You ask your senior leaders for help, and you're being told you have the wrong mindset, that the best managers just delegate. But you strongly believe that, in order to lead well, you have to know something about the job.

So you feel like you have to choose - either be a doer, or a leader.

The Real Problem

The advice that's often given to new leaders - having to transition from doing entirely to delegating - is wrong. It assumes you have to choose one or the other.

The real skill isn't just lifting your hands up and abandoning doing anything yourself, it's choosing which work to do and which to delegate. It's possible to stay hands-on and still be able to delegate. This kind of strategic judgement is a learned skill, and it's a critical piece of being a good leader.

Why This Happens

Leadership frameworks often oversimplify concepts for the sake of messaging. They pick one extreme or the other and say "just do that". In reality, like everything, there is a balance. That balance changes as you transition to different roles, but it almost never goes to zero.

There's a cultural narrative that "real managers" sit behind desks and just order people around. That's not true, and to be an effective leader you need to shed yourself of this mentality. Early in your career, it's VERY hard to distinguish between "doing things that matter" and "being busy". Especially as a new manager, you don't yet fully trust that you can learn what you need to know without doing everything yourself at least once.

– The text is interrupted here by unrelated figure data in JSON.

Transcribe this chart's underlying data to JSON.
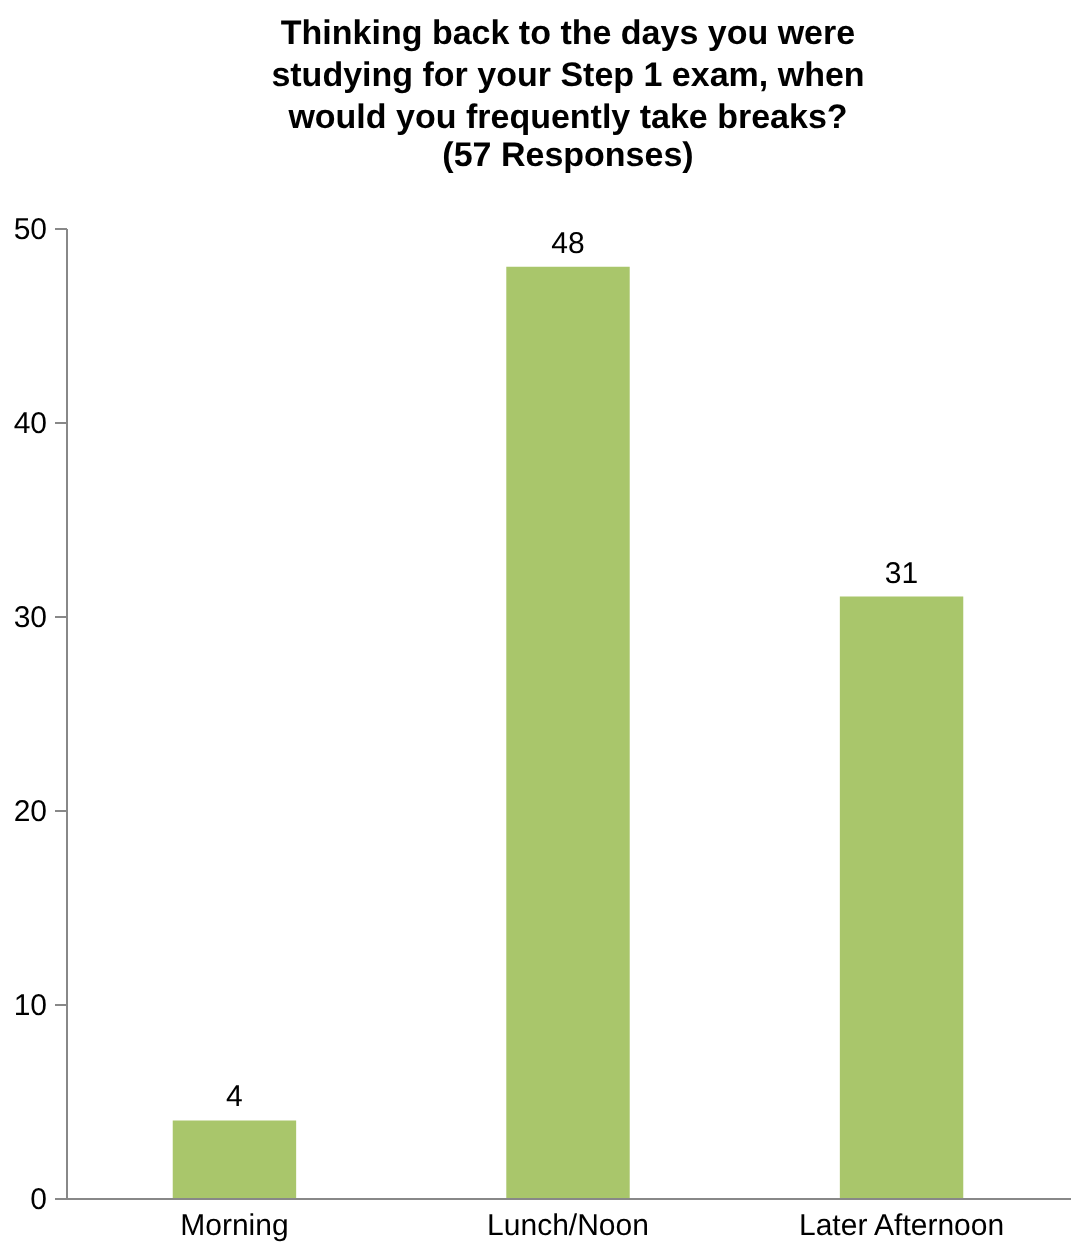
{
  "chart_data": {
    "type": "bar",
    "title": "Thinking back to the days you were\nstudying for your Step 1 exam, when\nwould you frequently take breaks?",
    "subtitle": "(57 Responses)",
    "categories": [
      "Morning",
      "Lunch/Noon",
      "Later Afternoon"
    ],
    "values": [
      4,
      48,
      31
    ],
    "color": "#a9c66b",
    "ylim": [
      0,
      50
    ],
    "yticks": [
      0,
      10,
      20,
      30,
      40,
      50
    ],
    "grid": false,
    "data_labels": true
  }
}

Also, the psychological shift of being a new manager takes a big toll. That's why most new leaders will cling on to what they're confident in (doing the work yourself) for a sense of comfort. This is absolutely the wrong choice, and will lead to burnout.

What To Do Instead

With every situation you come across, you will have to make a decision on how to approach it. Think of it as having 3 choices:

  1. Do it yourself - save this for strategic decisions, relationship-building, and spotting problems that only your experience teaches you
  2. Do it to learn - take this approach for critical work in your discipline (things your team does) so you can understand the real constraints and issues (ideally you do this a limited number of times and you stop at the point where you have developed adequate knowledge and understanding)
  3. Delegate - this should be something you do frequently, but not always, and should be applied to routine execution, repetitive tasks, and work that doesn't require your decision-making judgement

Making decisions this way ensures your hands-on work isn't time-wasting or "just getting things done", it's actual intelligence gathering that will help you be a better leader. Your ability to delegate will improve when you've actually done the work. This way, your hands-on time is from the perspective of staying current and understanding your team, not failing to delegate.

The difference between a good leader and a mediocre one is understanding which problems require you and which ones don't. A mediocre or bad leader thinks they are the saviour for everything. A great leader knows their team can (and trusts them to) handle at least the routine ones.

What Most People Get Wrong

  • Believing that staying hands-on in some capacity means they are unable to delegate
  • Thinking you have to choose between "learning the work" and "becoming a leader" - this is a false choice
  • Assuming that the busier you are, the more you're avoiding delegation - maybe you're just solving problems that need your attention
  • Not recognizing that different roles require different ratios of doing to delegating
  • Missing that your drive to understand and grow is actually a STRENGTH in leadership, not a weakness

The Bottom Line

Staying hands-on doesn't disqualify you from leadership - it's exactly what makes you trustworthy to the people you lead. The goal isn't to stop doing entirely, it's to do the right things and build a team that handles the rest. That's strategic leadership.